AFOTEC Safety program takes top Air Force honors
By Katherine C. Gandara , Air Force Operational Test and Evaluation Center Chief of Public Affairs
/ Published March 26, 2012
Kirtland Air Force Base, N.M. -- The Air Force Operational Test and Evaluation Center is the winner of the 2011 Secretary of the Air Force Safety Award, Category II and the Col. Will L. Tubbs Memorial Award, Category II. According to safety officials, these awards exemplify the best of the Air Force safety teams.
"These are AFOTEC team awards, not Safety Directorate awards," said Roderick A. Earl, AFOTEC Director of Safety. "You can't have low on and off duty mishaps rates across the command while positively influencing decision makers across multiple programs and just attribute it to a select few; it doesn't work that way, it's a team effort."
"I believe the reason we have achieved winning the two highest safety awards in the Air Force, is due to both excellent communication and a high level of personal risk management," explained Mr. Earl. "These awards are a testament to our teams, headquarters and detachments, ability to inform decision makers on inherent system safety risks within our systems under test, in order for them to make informed decisions on how to proceed."
"I'm honored to work with our great safety professionals and am grateful we're all so safety conscious," said Maj. Gen. David J. Eichhorn, AFOTEC commander. "I congratulate our Safety Directorate, but also all our team members for their safety awareness."
The Secretary of the Air Force Safety Award is the highest award in the U.S. Air Force Safety Awards Program that recognizes the best overall mishap prevention program in all safety functional areas.

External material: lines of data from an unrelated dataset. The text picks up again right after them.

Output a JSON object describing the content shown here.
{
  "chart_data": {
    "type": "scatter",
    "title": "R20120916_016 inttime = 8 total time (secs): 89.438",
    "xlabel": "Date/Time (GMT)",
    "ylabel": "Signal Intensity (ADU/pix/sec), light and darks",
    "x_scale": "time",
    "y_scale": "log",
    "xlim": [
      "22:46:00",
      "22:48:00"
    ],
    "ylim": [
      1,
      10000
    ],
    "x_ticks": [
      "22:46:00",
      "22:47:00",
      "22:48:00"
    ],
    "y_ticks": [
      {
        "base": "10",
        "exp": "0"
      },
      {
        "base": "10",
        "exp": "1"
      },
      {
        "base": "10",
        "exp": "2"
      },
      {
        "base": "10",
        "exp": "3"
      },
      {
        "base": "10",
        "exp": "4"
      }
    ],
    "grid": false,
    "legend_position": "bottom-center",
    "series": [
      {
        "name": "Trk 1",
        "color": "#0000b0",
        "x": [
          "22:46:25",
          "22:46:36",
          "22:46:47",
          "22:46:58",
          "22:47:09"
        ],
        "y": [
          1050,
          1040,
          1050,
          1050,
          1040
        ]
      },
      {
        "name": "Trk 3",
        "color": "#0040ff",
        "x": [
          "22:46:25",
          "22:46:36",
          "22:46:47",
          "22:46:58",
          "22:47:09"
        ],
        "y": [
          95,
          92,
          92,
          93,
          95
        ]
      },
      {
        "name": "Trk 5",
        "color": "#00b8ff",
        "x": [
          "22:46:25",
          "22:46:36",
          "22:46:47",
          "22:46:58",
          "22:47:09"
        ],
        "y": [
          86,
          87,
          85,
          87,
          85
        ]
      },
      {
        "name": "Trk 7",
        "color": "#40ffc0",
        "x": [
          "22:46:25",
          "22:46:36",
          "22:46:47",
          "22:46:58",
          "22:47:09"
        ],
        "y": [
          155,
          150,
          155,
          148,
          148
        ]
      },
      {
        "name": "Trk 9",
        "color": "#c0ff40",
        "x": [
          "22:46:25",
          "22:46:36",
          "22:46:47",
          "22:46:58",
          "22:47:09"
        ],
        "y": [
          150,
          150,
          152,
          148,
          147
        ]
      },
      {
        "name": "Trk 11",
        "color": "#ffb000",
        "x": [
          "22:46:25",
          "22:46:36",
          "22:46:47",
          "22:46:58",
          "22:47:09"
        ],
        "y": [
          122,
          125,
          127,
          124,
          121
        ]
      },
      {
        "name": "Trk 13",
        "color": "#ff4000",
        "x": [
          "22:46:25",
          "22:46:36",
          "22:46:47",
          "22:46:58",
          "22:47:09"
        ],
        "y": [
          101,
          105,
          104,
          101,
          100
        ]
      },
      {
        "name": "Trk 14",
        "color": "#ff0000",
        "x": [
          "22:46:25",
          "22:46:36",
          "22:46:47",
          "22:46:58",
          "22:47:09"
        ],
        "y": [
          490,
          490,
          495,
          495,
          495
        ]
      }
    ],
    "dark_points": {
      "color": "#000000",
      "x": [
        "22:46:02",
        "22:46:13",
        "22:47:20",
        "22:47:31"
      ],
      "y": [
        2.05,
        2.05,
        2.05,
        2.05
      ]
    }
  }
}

The Colonel Will L. Tubbs memorial Award for Ground Safety was established by the Directorate of Aerospace Safety to recognize the most effective ground safety programs within the major commands. Colonel Tubbs was the first Air Force Chief of Ground Safety. Early in World War II, while still a lieutenant colonel, Colonel Tubbs was responsible for developing and directing a ground safety program for the U.S. Army Air Corps. Except for the short period following World War II, he served as the military, and subsequently civilian, chief of the Air force Ground Safety Program from its inception until his retirement from civil service in November 1961. He died in 1974.